Amelia Earhart ist mit dieser Maxime weit gekommen: Sie war die erste Frau, die den Atlantik als Pilotin überquerte. Weitere Flugrekorde und zahlreiche Bestseller gehören ebenfalls zu ihren Erfolgen.

Auf den ersten Blick erscheint es so, als ob Amelia Earharts Erfolgsgeschichte mit der Entwicklung Ihrer finanziellen Angelegenheiten nichts zu tun hat. Oder etwa doch? Earharts Botschaft kann auf so gut wie alle Lebensbereiche übertragen werden: 

Für nachhaltige Veränderungen müssen Menschen ihre Denkweise und ihre Glaubenssätze überprüfen.

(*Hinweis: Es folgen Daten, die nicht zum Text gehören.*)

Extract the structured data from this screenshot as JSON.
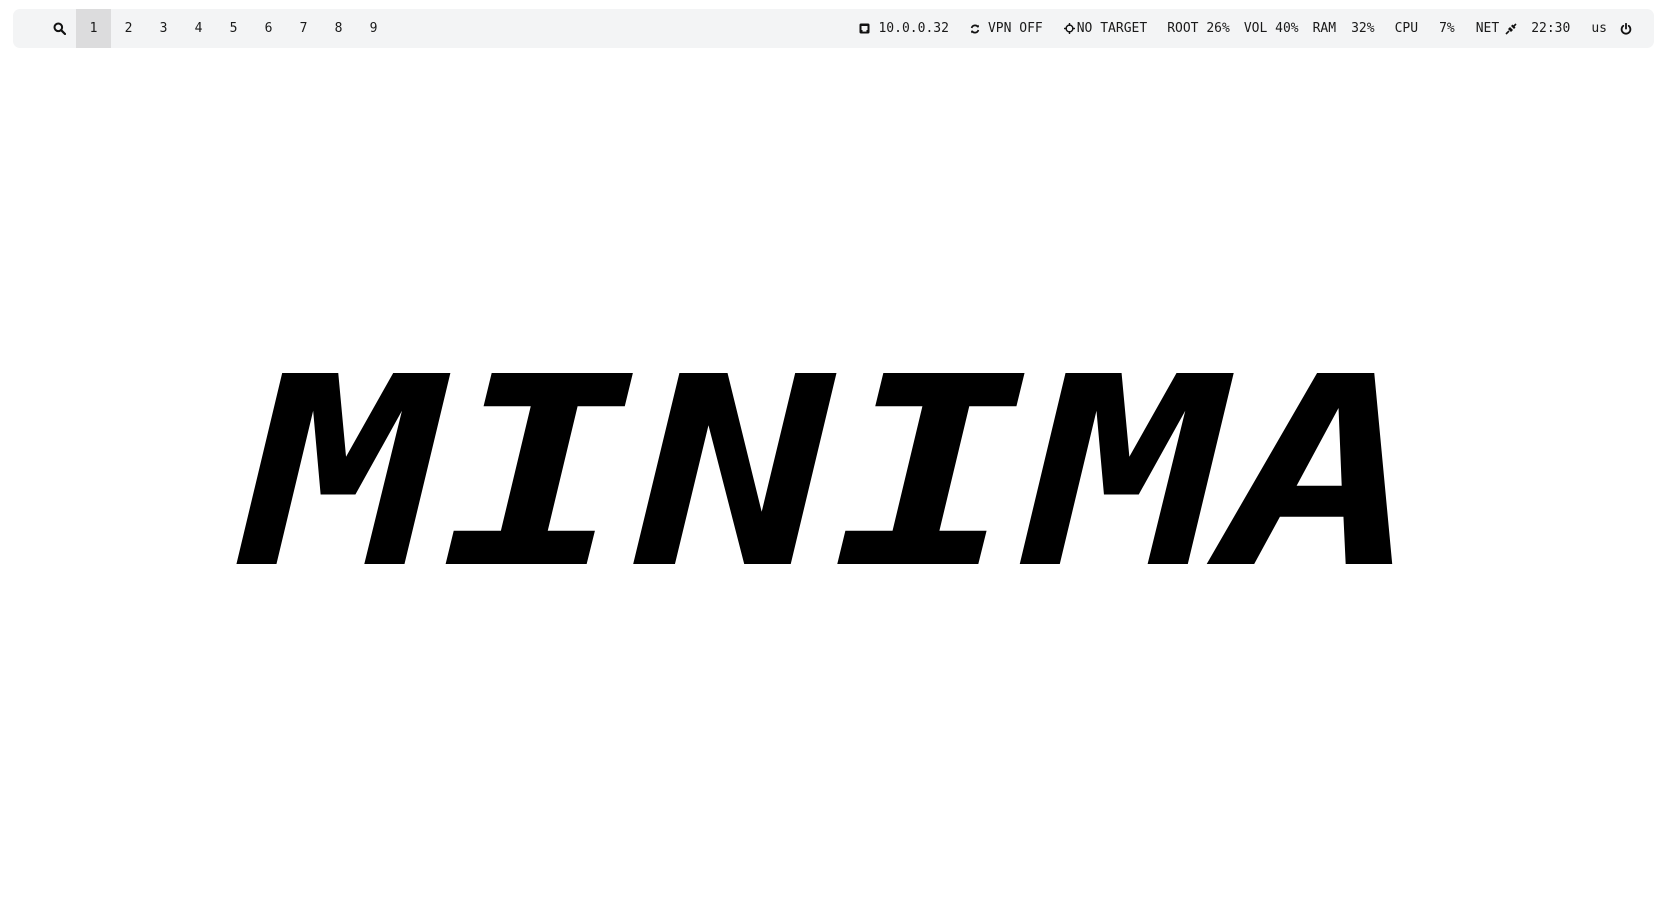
{
  "topbar": {
    "workspaces": [
      "1",
      "2",
      "3",
      "4",
      "5",
      "6",
      "7",
      "8",
      "9"
    ],
    "active_workspace": "1",
    "ip": {
      "icon": "ethernet-icon",
      "text": "10.0.0.32"
    },
    "vpn": {
      "icon": "sync-icon",
      "text": "VPN OFF"
    },
    "target": {
      "icon": "crosshair-icon",
      "text": "NO TARGET"
    },
    "root": "ROOT 26%",
    "vol": "VOL 40%",
    "ram_label": "RAM",
    "ram_value": "32%",
    "cpu_label": "CPU",
    "cpu_value": "7%",
    "net_label": "NET",
    "net_icon": "plug-icon",
    "clock": "22:30",
    "layout": "us",
    "power_icon": "power-icon"
  },
  "hero": {
    "text": "MINIMA"
  },
  "colors": {
    "bar_background": "#f3f4f5",
    "active_workspace": "#dcdcdd",
    "text": "#1a1a1a",
    "hero": "#000000"
  }
}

Hierdurch gewinnen sie Entscheidungsfähigkeit und die Offenheit, sich auf Neues einzulassen. Danach kommt es darauf an, Entscheidungen in nachhaltige Aktionen umzusetzen. Dies gilt auch dann, wenn es um größere finanzielle Freiheit geht. Ganz am Anfang steht auch hier die Frage, ob und wie Sie dieses Ziel erreichen können und erreichen wollen. Mit anderen Worten: Sie müssen eine Entscheidung treffen.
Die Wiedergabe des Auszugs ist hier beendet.